Comment calculer la plus value ?

La plus-value est la différence entre la valeur d’un bien à la vente et la valeur qu’elle avait au moment de l’achat ou de l’obtention. Voulez-vous mieux comprendre les éléments cachés derrière ce terme ? Dans cet article, nous vous expliquerons étape par étape comment calculer la plus-value.

Déterminer la plus-value brute

Au prime abord, il faut préciser qu’il s’agit ici de la plus-value immobilière. Elle est désignée ainsi, car elle est calculée sur des biens immobiliers assujettis à l’impôt. Nous nous intéressons ici à la plus-value brute. Pour la trouver, il faut d’abord déterminer le prix de vente corrigé (PVC) et ensuite le prix d’achat corrigé (PAC). Le PVC est obtenu en majorant le prix de vente qui figure sur l’acte de vente de quelques éléments.

Il s’agit entre autres des charges et indemnités que l’acquéreur du bien vous doit. Mais ce n’est pas tout ! Il faut également faire des déductions sur le prix de vente initial. C’est-à-dire le diminuer de certains frais que le vendeur doit prendre en charge lui-même. Il faut noter que ces opérations doivent être prouvées par des factures. Ainsi vous venez de calculer le prix de vente corrigé.

Pour sa part, le prix d’achat corrigé est calculé selon la même logique. Cependant, il y a une précision à ne pas négliger. On considère d’abord le prix d’acquisition payé par le cédant au moment de l’achat initial. Mais il peut arriver que le bien en question soit issu d’une succession ou d’un don. Dans ce cas, les modifications se feront sur la valeur vénale du bien.

Quel que soit le cas, vous devrez majorer le prix retenu des éléments suivants :

  • les frais d’acquisition qui sont estimés forfaitairement à 7,5 % du prix
  • les frais de travaux engagés sur le bien
  • d’autres charges justifiables par présentation de facture d’entreprises.
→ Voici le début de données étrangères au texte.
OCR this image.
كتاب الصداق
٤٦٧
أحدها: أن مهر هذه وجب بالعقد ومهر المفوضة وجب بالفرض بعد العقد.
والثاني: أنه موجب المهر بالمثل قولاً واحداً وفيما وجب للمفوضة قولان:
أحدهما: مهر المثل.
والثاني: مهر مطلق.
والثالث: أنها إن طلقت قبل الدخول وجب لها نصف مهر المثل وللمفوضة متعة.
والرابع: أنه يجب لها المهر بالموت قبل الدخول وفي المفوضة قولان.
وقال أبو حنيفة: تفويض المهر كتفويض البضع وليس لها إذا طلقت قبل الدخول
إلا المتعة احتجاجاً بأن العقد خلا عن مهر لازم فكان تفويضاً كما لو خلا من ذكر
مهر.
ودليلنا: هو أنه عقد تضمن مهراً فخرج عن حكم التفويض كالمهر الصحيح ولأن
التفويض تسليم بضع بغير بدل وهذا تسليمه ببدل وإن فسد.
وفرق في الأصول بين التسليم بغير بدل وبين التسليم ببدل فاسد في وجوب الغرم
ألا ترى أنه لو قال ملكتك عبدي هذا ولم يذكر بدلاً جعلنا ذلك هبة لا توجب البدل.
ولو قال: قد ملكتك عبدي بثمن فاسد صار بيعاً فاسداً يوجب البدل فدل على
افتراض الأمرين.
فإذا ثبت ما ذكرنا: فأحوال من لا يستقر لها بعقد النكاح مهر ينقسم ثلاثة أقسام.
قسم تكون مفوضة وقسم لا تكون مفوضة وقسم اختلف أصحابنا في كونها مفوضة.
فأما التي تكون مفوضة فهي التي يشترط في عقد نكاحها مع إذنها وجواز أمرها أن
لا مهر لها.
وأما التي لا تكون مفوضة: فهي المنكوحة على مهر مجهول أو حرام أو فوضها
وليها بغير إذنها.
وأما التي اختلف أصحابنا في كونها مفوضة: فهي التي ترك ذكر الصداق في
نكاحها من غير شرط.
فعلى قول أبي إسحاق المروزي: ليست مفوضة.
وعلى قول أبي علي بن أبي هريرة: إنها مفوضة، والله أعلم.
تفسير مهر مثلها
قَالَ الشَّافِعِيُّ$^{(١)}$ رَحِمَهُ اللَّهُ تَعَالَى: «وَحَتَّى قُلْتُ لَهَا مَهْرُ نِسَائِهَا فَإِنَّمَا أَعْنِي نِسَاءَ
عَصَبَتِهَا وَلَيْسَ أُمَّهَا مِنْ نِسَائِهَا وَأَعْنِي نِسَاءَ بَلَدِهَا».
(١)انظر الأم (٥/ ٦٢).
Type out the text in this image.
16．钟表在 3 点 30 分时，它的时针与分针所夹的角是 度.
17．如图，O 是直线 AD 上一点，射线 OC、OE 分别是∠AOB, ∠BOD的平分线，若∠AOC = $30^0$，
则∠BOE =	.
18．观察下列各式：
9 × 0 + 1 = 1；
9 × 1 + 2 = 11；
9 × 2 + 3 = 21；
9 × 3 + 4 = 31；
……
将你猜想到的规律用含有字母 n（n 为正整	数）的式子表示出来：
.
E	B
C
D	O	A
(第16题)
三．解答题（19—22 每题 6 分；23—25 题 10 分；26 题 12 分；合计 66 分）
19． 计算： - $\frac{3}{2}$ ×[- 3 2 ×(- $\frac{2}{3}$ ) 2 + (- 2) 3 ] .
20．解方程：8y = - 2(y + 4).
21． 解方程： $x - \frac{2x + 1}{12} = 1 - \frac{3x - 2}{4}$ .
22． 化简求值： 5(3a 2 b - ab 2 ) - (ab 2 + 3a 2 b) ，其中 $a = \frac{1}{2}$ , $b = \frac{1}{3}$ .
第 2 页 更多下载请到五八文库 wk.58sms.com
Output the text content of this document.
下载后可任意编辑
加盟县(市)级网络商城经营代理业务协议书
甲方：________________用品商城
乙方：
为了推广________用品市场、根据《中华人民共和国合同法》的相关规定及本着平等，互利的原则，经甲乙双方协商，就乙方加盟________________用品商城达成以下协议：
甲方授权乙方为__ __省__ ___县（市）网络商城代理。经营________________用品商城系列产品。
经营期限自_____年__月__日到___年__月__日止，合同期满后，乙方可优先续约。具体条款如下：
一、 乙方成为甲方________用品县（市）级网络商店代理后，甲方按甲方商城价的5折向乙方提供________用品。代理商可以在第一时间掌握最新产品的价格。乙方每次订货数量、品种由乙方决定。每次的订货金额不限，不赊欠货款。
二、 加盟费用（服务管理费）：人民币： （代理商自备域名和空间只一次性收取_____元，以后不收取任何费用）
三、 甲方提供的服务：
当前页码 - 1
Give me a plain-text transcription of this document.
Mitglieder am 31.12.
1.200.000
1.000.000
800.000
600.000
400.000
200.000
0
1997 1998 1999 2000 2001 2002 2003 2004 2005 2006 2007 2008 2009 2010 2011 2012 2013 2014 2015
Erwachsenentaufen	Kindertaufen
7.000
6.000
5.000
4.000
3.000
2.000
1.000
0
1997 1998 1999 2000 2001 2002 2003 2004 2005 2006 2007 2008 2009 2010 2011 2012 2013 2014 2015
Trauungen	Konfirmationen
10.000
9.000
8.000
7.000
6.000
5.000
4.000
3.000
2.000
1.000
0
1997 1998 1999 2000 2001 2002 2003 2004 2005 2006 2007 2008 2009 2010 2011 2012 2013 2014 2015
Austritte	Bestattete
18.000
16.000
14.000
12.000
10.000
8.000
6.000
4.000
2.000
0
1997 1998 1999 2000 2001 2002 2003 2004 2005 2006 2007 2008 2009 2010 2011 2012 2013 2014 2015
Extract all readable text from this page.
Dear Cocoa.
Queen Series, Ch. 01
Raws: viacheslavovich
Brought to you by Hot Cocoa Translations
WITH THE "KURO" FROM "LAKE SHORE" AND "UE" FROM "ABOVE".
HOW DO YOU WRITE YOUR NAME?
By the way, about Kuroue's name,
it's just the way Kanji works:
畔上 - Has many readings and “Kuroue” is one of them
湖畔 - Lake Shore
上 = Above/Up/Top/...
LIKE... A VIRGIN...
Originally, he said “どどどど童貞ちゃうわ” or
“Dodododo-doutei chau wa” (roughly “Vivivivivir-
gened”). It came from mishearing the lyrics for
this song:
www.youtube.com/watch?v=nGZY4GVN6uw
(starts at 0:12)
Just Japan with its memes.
Le PAC trouvé, il faut le soustraire du PVC pour enfin obtenir la plus-value brute.

Calculer la plus-value imposable ou la plus-value nette

Une fois la plus-value brute connue, vous devrez calculer les abattements. C’est-à-dire une déduction faite en raison du nombre d’années de détention du bien. Nombre d’années à décompter à partir de la date d’acquisition initiale (ou de la date de donation).

L’abattement est calculé en appliquant un taux donné à la plus-value brute. Ce taux varie selon la durée de détention. Il est aussi relatif que ce soit l’impôt sur le revenu ou les prélèvements sociaux. Le but de ce calcul intermédiaire est de déterminer l’assiette imposable encore appelée la plus-value nette. Les taux ont été prévus par la loi et sont applicables à partir d’une grille nommée grille d’abattement.

Ainsi, la plus-value brute sera exempte d’abattements au bout de 22 ans de détention du bien pour l’impôt sur le revenu. De même, au bout de 30 ans de détention du bien, elle sera exonérée pour les prélèvements sociaux. Il faut préciser qu’il existe aussi des cas d’abattements exceptionnels. Il s’agit de la plus-value qui résulte de la cession des terrains bâtis ou à bâtir.

En conclusion, le calcul de la plus-value est un travail échelonné en étape. La valeur recherchée et sur laquelle l’impôt sera calculé est la valeur nette ou imposable. Pour l’obtenir, il faut certains calculs préalables, notamment la déduction des abattements de la plus-value brute.